(1.) THIS is a reference under Section 395 of the Cri. P.C. by the learned Sessions Judge, Nowgong, soliciting this Court's opinion on an important question of law. The same is whether a witness in a criminal trial can be allowed to be contradicted with reference to the statement made by him before a Commission of Inquiry constituted under the Commissions of Inquiry Act, 1952, hereinafter the Act.
(2.) IN the case before the learned Sessions Judge, some persons were facing trial under various Sections of law, including 302 IPC. One of the charges was that the unlawful assembly had caused the death of one Anil Bora at Hojai Town. To inquire into the circumstances leading to the death of aforesaid Anil, a Commission of Inquiry under the Act had been constituted and which had submitted its report. A petition was, therefore, filed before the trial court on 27.6.1980 stating that many charge -sheeted witnesses were examined before the aforesaid Commission, and so, for the ends of justice and for proper defence of the accused, the statements of these witnesses before the Commission should be called for. The Presiding Officer by an order dated 5.9.1980 allowed this prayer as he felt that "the statement made by witnesses before Commission can be used for corroboration and contradiction under Section 145 Evidence Act." He, therefore, ordered to call for the depositions from the Home Secretary.
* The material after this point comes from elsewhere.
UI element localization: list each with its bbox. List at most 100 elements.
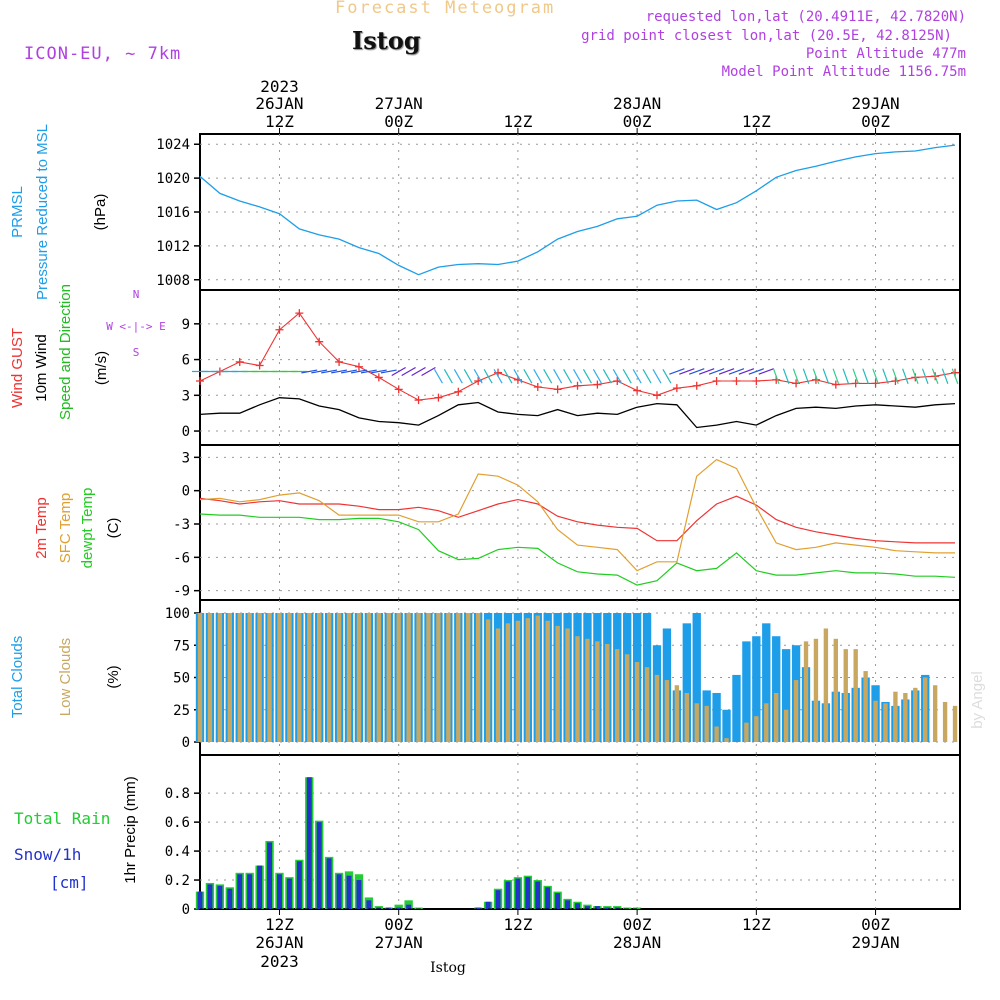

The records, however, did not come even by 25.3.1981 when a fresh prayer was made to call for the records. In the meantime there was charge in the incumbent of the office. The learned Sessions Judge who dealt with this matter on 25.3.1981 felt that the record of Commission of Inquiry is inadmissible under Section 6 of the Act. In view of the conflicting decision the point has been referred to this Court under Section 395 of the Code. This is how the matter is before us.
(3.) SHRI Lahiri who has appeared for the accused persons first raised a point that it was not open to the succeeding Sessions Judge to modify the order already passed in this regard by his predecessor. We do not propose to go into this aspect and dispose of the reference on this short ground inasmuch as the point is of importance and needs decision at our hand for guidance of the subordinate judiciary.